A segurança do procedimento não está apenas na substância injetada. Está em quem avalia, decide, executa e sabe o que fazer se algo não correr como esperado.

O que esperar dos resultados

Os resultados da escleroterapia são progressivos e individuais.

Nas primeiras semanas após a sessão, é normal que a área tratada apresente vermelhidão, pequenos hematomas ou escurecimento temporário — são sinais de que o processo de fechamento vascular está ocorrendo.

A melhora visual se consolida ao longo de 6 a 8 semanas. Nesse momento, faço a reavaliação para verificar quais vasinhos responderam completamente e quais precisam de sessões complementares.

Não existe promessa de resultado em sessão única. Existe um protocolo individualizado — construído a partir do exame clínico de cada paciente.
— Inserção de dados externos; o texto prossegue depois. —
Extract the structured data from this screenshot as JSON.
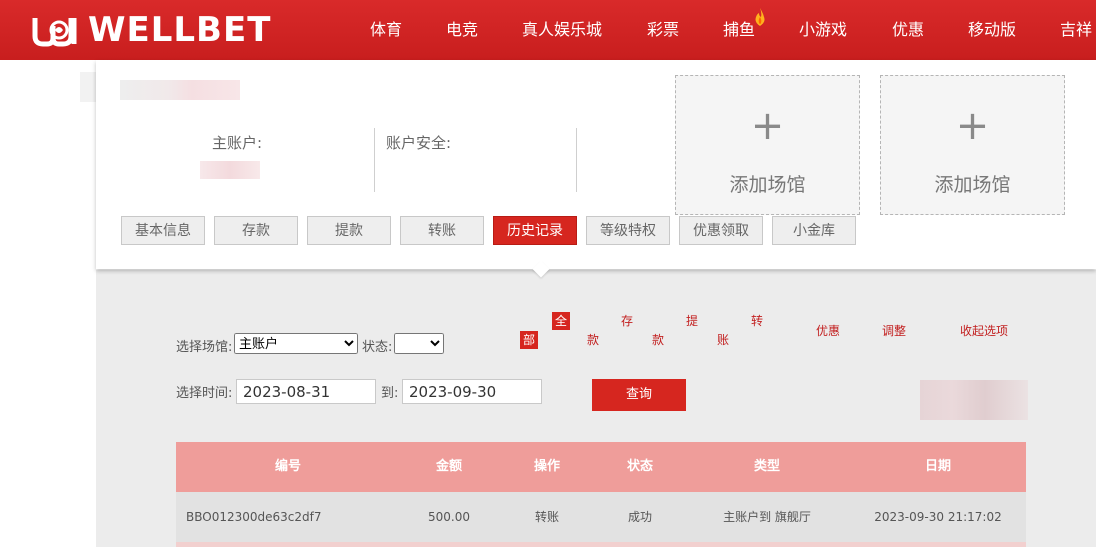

É importante esclarecer: a escleroterapia trata vasinhos — telangiectasias e varizes reticulares de pequeno calibre. Varizes tronculares de maior diâmetro são condição vascular que exige avaliação e tratamento pelo cirurgião vascular. Na dúvida sobre qual especialidade procurar, a consulta dermatológica de avaliação já orienta o caminho correto.

Uma última coisa antes de agendar

Se você chegou até aqui, provavelmente já está considerando o tratamento. Antes de agendar, quero que você saiba o seguinte: A consulta de avaliação não é uma formalidade. É onde examino suas pernas, entendo o histórico vascular, identifico os vasinhos que precisam de atenção e defino o protocolo mais adequado para o seu caso.

Cada perna conta uma história diferente. E o plano de tratamento precisa respeitar essa história.

Se você está pronta para dar esse passo, agende sua consulta.

Prof. Dra. Marcia Ferraz Nogueira é dermatologista com mais de 25 anos de atuação clínica e docente universitária. Atende em São Paulo, nos bairros do Morumbi e Jardim Paulistano.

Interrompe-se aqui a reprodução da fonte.